The most useful conversation is the one which will be had once the British Government has decided its position on the new customs arrangement. Absent that, it is very hard to make any particular progress at the moment. There are, of course, many other contacts at official level through the ambassador. In recent weeks the Minister for Finance met with the Chancellor of the Exchequer and the Tánaiste met with David Lidington. Of course we compare notes on what happens at those meetings and what messages are coming across from London to Dublin with regard to where things might go and what the British Cabinet might decide on the customs dilemma, which seems to be taking up a lot of its time.

On the Green Party in Northern Ireland, I certainly regret that it took so long to organise a meeting with the Tánaiste. I am very much of the view that we should engage with all parties in Northern Ireland and I welcome the fact that there are forces in Northern Ireland other than unionist and nationalist forces, including the Alliance Party, the Green Party and also some socialist groups. However, in scheduling meetings we obviously have to have regard to the respective mandate of each party and, whether we like it or not, the DUP and Sinn Féin are very much the largest parties in Northern Ireland and represent the majority of each community respectively. That is a reality of politics in the North.

I was very keen to visit Warrenpoint, particularly because of Brexit as it is, in many ways, a cross-Border port. Some 40% of its trade goes to or comes from south of the Border. It was very interesting to talk to the people who use the port about how they believe customs controls could impact on their businesses, not necessarily or even particularly in the case of a hard border between Northern Ireland and Ireland, but in the case of customs controls between the UK and other parts of the European Union, which could also have a real impact on people's businesses. I also have a personal interest in ports given my happy period as Minister for Transport, Tourism and Sport. I have now visited every port in Ireland bar one. That is one off the list. There is a number of reasons as to why it has not been possible-----

Did the Taoiseach visit Galway port?

-----to re-establish the Executive and the Assembly in Northern Ireland. Obviously there is the DUP-Sinn Féin dynamic. There is a real trust issue there. There is mistrust between those two parties which is making it extremely difficult to come to an agreement. I am not sure what the two Governments can do to engender trust between the DUP and Sinn Féin but we will certainly do anything we can. The lack of trust is one of the fundamental problems and one of the fundamental reasons why those two parties have not been able to come to agreement, or at least not to an agreement that could stick.

There is obviously also the atmosphere of Brexit, which creates enormous difficulties.
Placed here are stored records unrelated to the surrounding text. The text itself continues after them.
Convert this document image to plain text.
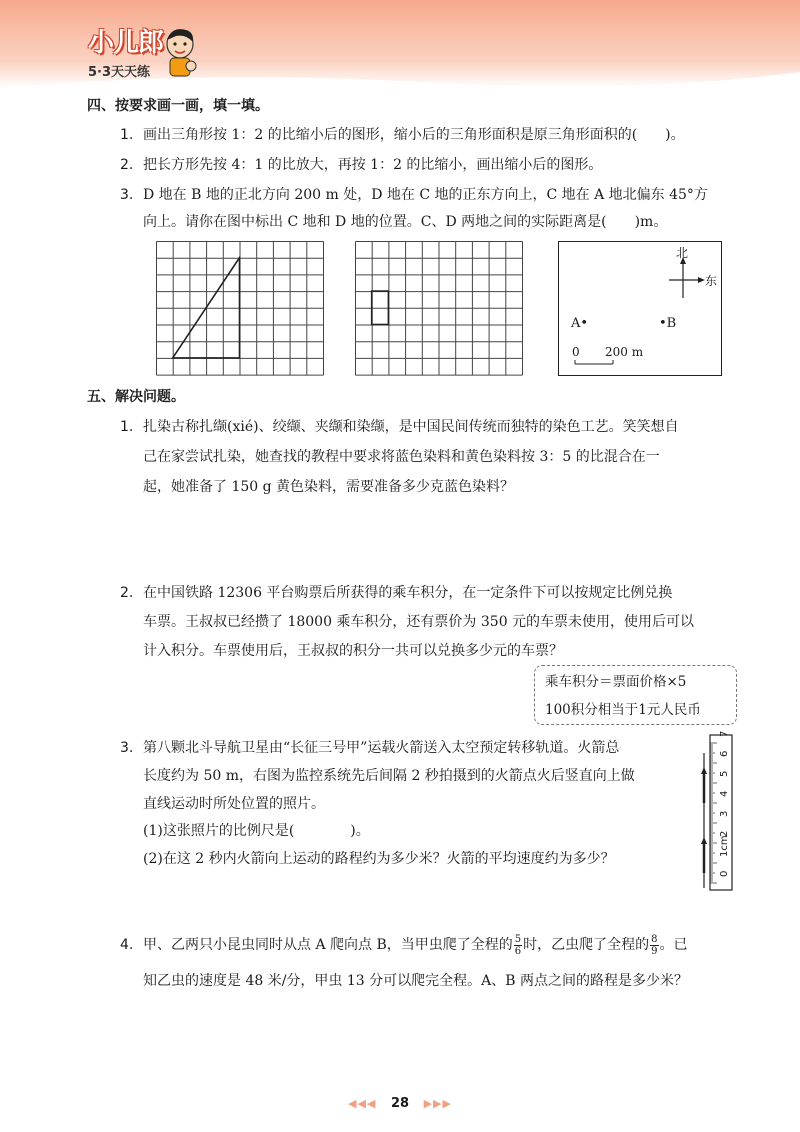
小儿郎
5·3天天练
四、按要求画一画，填一填。
1. 画出三角形按 1：2 的比缩小后的图形，缩小后的三角形面积是原三角形面积的(　　)。
2. 把长方形先按 4：1 的比放大，再按 1：2 的比缩小，画出缩小后的图形。
3. D 地在 B 地的正北方向 200 m 处，D 地在 C 地的正东方向上，C 地在 A 地北偏东 45°方
向上。请你在图中标出 C 地和 D 地的位置。C、D 两地之间的实际距离是(　　)m。
北
东
A•	•B
0 200 m
五、解决问题。
1. 扎染古称扎缬(xié)、绞缬、夹缬和染缬，是中国民间传统而独特的染色工艺。笑笑想自
己在家尝试扎染，她查找的教程中要求将蓝色染料和黄色染料按 3：5 的比混合在一
起，她准备了 150 g 黄色染料，需要准备多少克蓝色染料？
2. 在中国铁路 12306 平台购票后所获得的乘车积分，在一定条件下可以按规定比例兑换
车票。王叔叔已经攒了 18000 乘车积分，还有票价为 350 元的车票未使用，使用后可以
计入积分。车票使用后，王叔叔的积分一共可以兑换多少元的车票？
乘车积分＝票面价格×5
100积分相当于1元人民币
3. 第八颗北斗导航卫星由“长征三号甲”运载火箭送入太空预定转移轨道。火箭总
长度约为 50 m，右图为监控系统先后间隔 2 秒拍摄到的火箭点火后竖直向上做
直线运动时所处位置的照片。
(1)这张照片的比例尺是(　　　　)。
(2)在这 2 秒内火箭向上运动的路程约为多少米？火箭的平均速度约为多少？
0
1cm
2
3
4
5
6
7
4. 甲、乙两只小昆虫同时从点 A 爬向点 B，当甲虫爬了全程的 $\frac{5}{6}$ 时，乙虫爬了全程的 $\frac{8}{9}$ 。已
知乙虫的速度是 48 米/分，甲虫 13 分可以爬完全程。A、B 两点之间的路程是多少米？
◀◀◀ 28 ▶▶▶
It is going to be difficult to get the Assembly and Executive back up and running until we have a clearer idea of the shape of Brexit, of the new relationship between the UK and the European Union, and of how Northern Ireland and the Executive and Assembly fit into it. It is going to be difficult to get the institutions up and running in the next couple of months for that reason. The ongoing renewable heat incentive, RHI, investigation is also part of the backdrop to this. I am, however, confident that it will be possible to have the Executive and the Assembly functioning again. It is very much in the interests of Northern Ireland. All the time when I meet people from Northern Ireland they are so frustrated and so disappointed with the political parties. It is now even a case of a plague on all your houses when talking to many people because they are so disappointed that the institutions are not up and running. As co-guarantor of the agreement, the Government will continue to strive until things are working again.